Governance Rights of YFI Holders
YFI empowers holders to make critical protocol decisions, including:
- Adding or removing lenders.
- Adjusting deposit/withdrawal fees.
- Modifying on-chain lender weightings.
- Allocating protocol yield percentages (up to 3.5%) to reward pools.
- Claiming rewards from enabled pools.
Diverse Revenue Streams in the Yearn Ecosystem
Participants can earn through multiple channels:
- Interest from yearn.finance.
- COMP tokens from Compound.
- CRV tokens from Curve.fi.
- Trading fee shares from ytrade.finance and yswap.exchange.
- Liquidation bonuses from iliquidate.finance.
- Unallocated interest or fees.
Rewards are collected daily/weekly, converted to aDAI via 1inch.exchange, and distributed to vault contracts. YFI holders can claim rewards by burning their tokens.
The Value Proposition of Yearn's Automated Market Maker (AMM)
1. Simplifying Complex Liquidity Mining Mechanisms
Before YFI's launch, Yearn founder Andre Cronje introduced "Stable AMM" (yswap.exchange) to address AMM complexities, such as:
- Inefficient liquidity mining token recognition.
- Requirement for dual-token deposits.
Traditional DeFi yield strategies had grown convoluted, involving:
- Depositing DAI into Compound → cDAI → Balancer (earning COMP + BAL + fees).
- Curve deposits → Synthetix staking (CRV + SNX + fees).
- mStable mUSD → Balancer pools (BAL + fees).
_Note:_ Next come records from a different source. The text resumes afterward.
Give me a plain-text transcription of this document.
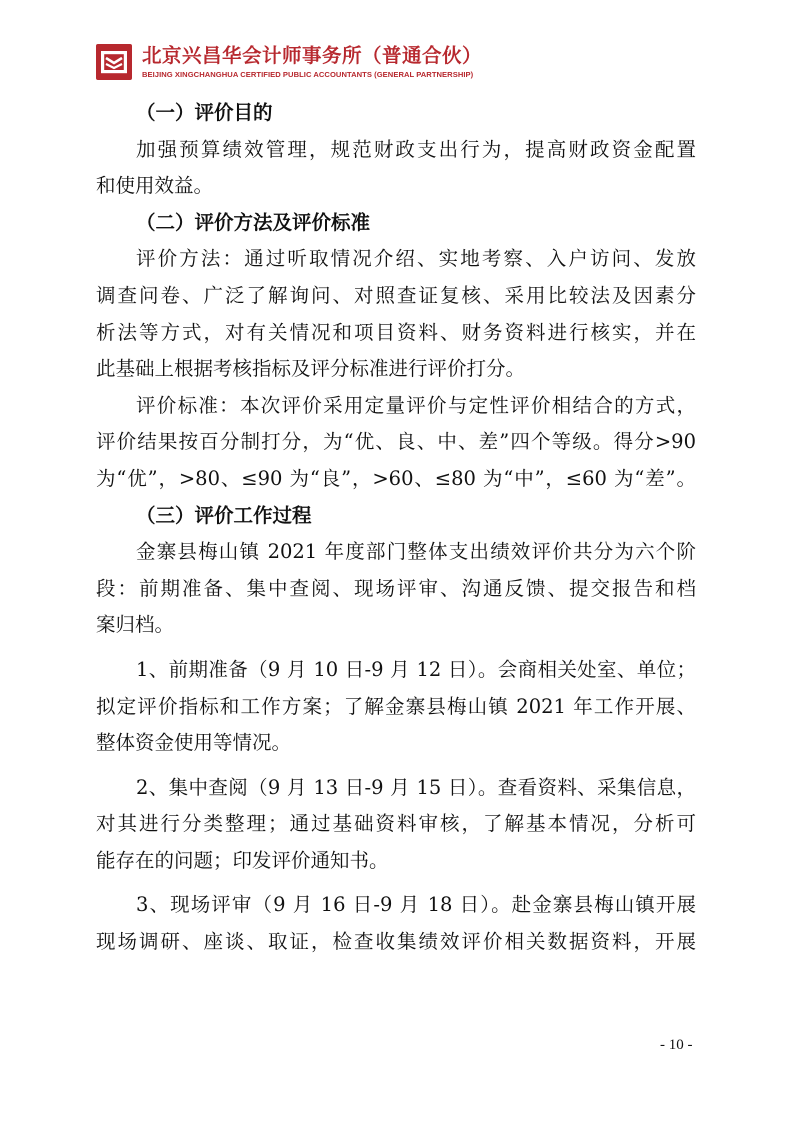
北京兴昌华会计师事务所（普通合伙）
BEIJING XINGCHANGHUA CERTIFIED PUBLIC ACCOUNTANTS (GENERAL PARTNERSHIP)
（一）评价目的
加强预算绩效管理，规范财政支出行为，提高财政资金配置
和使用效益。
（二）评价方法及评价标准
评价方法：通过听取情况介绍、实地考察、入户访问、发放
调查问卷、广泛了解询问、对照查证复核、采用比较法及因素分
析法等方式，对有关情况和项目资料、财务资料进行核实，并在
此基础上根据考核指标及评分标准进行评价打分。
评价标准：本次评价采用定量评价与定性评价相结合的方式，
评价结果按百分制打分，为“优、良、中、差”四个等级。得分>90
为“优”，>80、≤90 为“良”，>60、≤80 为“中”，≤60 为“差”。
（三）评价工作过程
金寨县梅山镇 2021 年度部门整体支出绩效评价共分为六个阶
段：前期准备、集中查阅、现场评审、沟通反馈、提交报告和档
案归档。
1、前期准备（9 月 10 日-9 月 12 日）。会商相关处室、单位；
拟定评价指标和工作方案；了解金寨县梅山镇 2021 年工作开展、
整体资金使用等情况。
2、集中查阅（9 月 13 日-9 月 15 日）。查看资料、采集信息，
对其进行分类整理；通过基础资料审核，了解基本情况，分析可
能存在的问题；印发评价通知书。
3、现场评审（9 月 16 日-9 月 18 日）。赴金寨县梅山镇开展
现场调研、座谈、取证，检查收集绩效评价相关数据资料，开展
- 10 -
Yearn's solution streamlines these processes through yield-aware AMMs, optimizing returns without oracle dependencies.
2. Current AMMs' Inability to Recognize Liquidity Mining Tokens
Problem:
- Pools (not LPs) earn incentives like COMP/BAL.
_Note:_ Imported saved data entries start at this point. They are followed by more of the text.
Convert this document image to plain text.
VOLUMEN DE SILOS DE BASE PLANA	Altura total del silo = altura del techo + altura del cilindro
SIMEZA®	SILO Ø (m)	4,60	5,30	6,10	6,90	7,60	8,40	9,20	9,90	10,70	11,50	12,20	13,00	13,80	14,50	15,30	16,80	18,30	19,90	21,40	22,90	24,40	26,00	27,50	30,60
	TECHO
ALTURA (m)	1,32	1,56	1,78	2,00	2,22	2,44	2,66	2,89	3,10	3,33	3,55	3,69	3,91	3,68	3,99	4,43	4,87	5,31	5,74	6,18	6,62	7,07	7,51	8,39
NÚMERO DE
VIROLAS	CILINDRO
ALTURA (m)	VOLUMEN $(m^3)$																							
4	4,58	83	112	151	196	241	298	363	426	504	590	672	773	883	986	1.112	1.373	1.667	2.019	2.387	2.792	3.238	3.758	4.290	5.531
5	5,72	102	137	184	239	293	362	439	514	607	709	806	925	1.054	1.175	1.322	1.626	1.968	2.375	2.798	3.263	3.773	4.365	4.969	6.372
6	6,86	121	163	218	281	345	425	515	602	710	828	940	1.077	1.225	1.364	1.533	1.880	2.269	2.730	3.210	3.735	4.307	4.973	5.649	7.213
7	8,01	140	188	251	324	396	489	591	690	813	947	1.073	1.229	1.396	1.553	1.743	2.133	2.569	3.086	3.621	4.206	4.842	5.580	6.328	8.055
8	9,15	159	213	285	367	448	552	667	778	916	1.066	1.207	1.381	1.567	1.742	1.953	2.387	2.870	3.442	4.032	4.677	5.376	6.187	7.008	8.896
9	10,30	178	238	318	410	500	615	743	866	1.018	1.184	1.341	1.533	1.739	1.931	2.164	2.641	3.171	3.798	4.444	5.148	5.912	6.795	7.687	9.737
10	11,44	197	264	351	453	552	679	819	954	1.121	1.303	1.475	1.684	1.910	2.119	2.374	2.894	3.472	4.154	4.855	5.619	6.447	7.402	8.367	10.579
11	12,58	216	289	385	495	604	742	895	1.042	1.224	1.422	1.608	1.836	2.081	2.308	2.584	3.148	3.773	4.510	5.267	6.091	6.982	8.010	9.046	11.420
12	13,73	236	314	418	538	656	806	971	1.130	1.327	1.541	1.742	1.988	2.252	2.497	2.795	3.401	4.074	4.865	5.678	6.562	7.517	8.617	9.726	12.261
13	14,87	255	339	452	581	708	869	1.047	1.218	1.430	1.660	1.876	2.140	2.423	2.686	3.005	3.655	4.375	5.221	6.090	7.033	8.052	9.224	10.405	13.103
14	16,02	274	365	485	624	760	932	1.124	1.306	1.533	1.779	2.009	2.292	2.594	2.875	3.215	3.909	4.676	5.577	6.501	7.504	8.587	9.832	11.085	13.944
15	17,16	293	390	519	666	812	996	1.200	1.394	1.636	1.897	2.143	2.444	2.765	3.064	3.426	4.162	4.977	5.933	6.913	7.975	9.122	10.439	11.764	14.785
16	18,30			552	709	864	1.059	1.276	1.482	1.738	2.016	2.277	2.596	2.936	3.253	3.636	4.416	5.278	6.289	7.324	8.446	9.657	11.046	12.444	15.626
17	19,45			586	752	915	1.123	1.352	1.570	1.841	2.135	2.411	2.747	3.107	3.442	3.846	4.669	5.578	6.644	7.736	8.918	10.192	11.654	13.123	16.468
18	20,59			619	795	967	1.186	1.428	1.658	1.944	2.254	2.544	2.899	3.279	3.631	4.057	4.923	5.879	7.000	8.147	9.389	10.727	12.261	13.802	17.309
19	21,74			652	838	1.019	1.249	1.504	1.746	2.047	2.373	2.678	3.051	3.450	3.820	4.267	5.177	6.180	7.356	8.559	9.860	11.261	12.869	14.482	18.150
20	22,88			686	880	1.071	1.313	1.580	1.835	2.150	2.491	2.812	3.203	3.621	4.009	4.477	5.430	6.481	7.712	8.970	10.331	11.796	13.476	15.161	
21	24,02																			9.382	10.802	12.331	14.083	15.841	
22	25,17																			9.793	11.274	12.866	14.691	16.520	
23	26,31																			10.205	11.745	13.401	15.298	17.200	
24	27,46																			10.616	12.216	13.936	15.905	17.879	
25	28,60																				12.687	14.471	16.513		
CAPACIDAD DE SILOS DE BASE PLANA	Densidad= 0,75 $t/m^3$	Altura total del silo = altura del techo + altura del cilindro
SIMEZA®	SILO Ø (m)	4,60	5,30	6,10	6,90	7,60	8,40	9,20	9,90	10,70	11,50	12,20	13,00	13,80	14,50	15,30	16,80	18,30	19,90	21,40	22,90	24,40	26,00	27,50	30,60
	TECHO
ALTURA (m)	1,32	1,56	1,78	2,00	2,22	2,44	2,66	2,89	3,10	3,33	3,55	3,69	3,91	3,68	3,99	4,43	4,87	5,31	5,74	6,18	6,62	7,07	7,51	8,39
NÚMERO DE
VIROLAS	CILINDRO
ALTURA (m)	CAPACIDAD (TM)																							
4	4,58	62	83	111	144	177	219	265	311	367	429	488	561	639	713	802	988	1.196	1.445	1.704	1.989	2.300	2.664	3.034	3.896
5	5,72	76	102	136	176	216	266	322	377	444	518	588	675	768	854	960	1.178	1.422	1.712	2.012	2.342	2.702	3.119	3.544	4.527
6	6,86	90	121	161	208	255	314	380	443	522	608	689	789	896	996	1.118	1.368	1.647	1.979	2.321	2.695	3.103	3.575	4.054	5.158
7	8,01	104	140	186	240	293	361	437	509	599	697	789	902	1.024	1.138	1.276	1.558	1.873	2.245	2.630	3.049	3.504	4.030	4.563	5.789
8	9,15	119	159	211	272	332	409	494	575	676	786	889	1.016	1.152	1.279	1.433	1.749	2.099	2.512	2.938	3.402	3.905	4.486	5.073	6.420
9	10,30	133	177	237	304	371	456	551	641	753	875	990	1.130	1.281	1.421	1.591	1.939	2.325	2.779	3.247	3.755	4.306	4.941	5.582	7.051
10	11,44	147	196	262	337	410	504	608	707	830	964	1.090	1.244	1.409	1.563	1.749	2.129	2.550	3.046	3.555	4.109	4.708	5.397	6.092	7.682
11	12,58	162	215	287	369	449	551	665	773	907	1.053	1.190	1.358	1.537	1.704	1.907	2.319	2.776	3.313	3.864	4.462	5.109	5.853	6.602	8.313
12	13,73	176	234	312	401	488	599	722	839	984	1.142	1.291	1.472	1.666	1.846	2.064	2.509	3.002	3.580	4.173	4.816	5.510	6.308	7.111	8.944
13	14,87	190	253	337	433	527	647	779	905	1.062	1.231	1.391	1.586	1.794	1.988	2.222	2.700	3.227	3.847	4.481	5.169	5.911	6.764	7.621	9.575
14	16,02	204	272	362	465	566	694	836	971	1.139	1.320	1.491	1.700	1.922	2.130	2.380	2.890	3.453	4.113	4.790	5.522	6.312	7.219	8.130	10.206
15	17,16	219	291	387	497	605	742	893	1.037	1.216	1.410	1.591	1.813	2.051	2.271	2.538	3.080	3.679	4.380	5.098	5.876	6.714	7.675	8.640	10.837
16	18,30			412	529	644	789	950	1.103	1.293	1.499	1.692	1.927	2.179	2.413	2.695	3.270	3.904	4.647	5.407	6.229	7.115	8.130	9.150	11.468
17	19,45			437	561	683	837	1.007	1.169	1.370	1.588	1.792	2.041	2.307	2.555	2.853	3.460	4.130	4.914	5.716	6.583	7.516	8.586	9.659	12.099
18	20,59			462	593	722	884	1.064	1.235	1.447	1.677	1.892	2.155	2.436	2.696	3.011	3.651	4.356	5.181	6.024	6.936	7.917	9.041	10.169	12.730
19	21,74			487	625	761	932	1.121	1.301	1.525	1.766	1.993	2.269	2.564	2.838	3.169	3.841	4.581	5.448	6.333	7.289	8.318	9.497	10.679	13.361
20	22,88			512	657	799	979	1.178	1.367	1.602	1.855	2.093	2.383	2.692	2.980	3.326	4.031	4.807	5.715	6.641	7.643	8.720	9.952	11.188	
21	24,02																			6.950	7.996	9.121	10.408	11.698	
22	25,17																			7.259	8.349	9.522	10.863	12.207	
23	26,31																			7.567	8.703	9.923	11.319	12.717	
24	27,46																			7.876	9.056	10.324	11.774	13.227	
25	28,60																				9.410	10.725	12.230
- Interest accrues to pools, not providers.
- Dual-token deposits (e.g., BAT + ETH) are mandatory.
Solution: Yearn's yield-aware AMM enables LPs to:
- Earn optimal interest rates.
- Retain incentive tokens (e.g., COMP).
- Trade single assets (e.g., BAT/ETH) while holding cBAT/aBAT.
3. Dual-Token Requirement in Existing AMMs
Yearn's Stable AMM innovates by:
- Eliminating over-collateralization needs (e.g., DAI).
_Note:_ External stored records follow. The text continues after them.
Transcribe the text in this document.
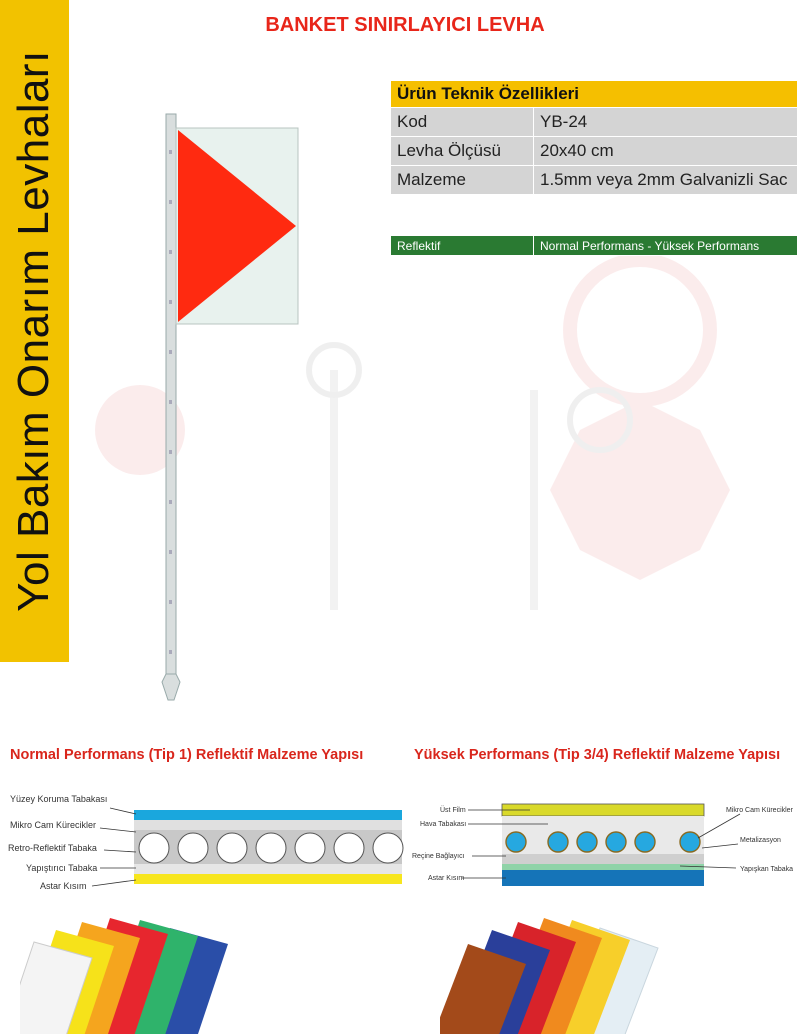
Yol Bakım Onarım Levhaları
BANKET SINIRLAYICI LEVHA
Ürün Teknik Özellikleri	
Kod	YB-24
Levha Ölçüsü	20x40 cm
Malzeme	1.5mm veya 2mm Galvanizli Sac
Reflektif	Normal Performans - Yüksek Performans
Normal Performans (Tip 1) Reflektif Malzeme Yapısı	Yüksek Performans (Tip 3/4) Reflektif Malzeme Yapısı
Yüzey Koruma Tabakası
Mikro Cam Kürecikler
Retro-Reflektif Tabaka
Yapıştırıcı Tabaka
Astar Kısım
Üst Film
Hava Tabakası
Reçine Bağlayıcı
Astar Kısım
Mikro Cam Kürecikler
Metalizasyon
Yapışkan Tabaka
- Using "transfer tokens" to represent pooled asset values.
- Allowing single-asset liquidity provision.
👉 Discover how Yearn revolutionizes DeFi liquidity
FAQs
Q1: How is YFI distributed?
A1: YFI is distributed exclusively through liquidity mining on designated platforms, with no pre-sale or pre-mining.
Q2: What governance rights does YFI confer?
A2: Holders can modify protocol parameters, allocate yields, and manage reward pools.
Q3: How does Yearn simplify liquidity mining?
A3: Through yield-aware AMMs that optimize returns and reduce dependency on complex multi-protocol strategies.
Q4: Can I earn rewards without providing dual tokens?
A4: Yes, Yearn's Stable AMM supports single-asset liquidity provision via transfer tokens.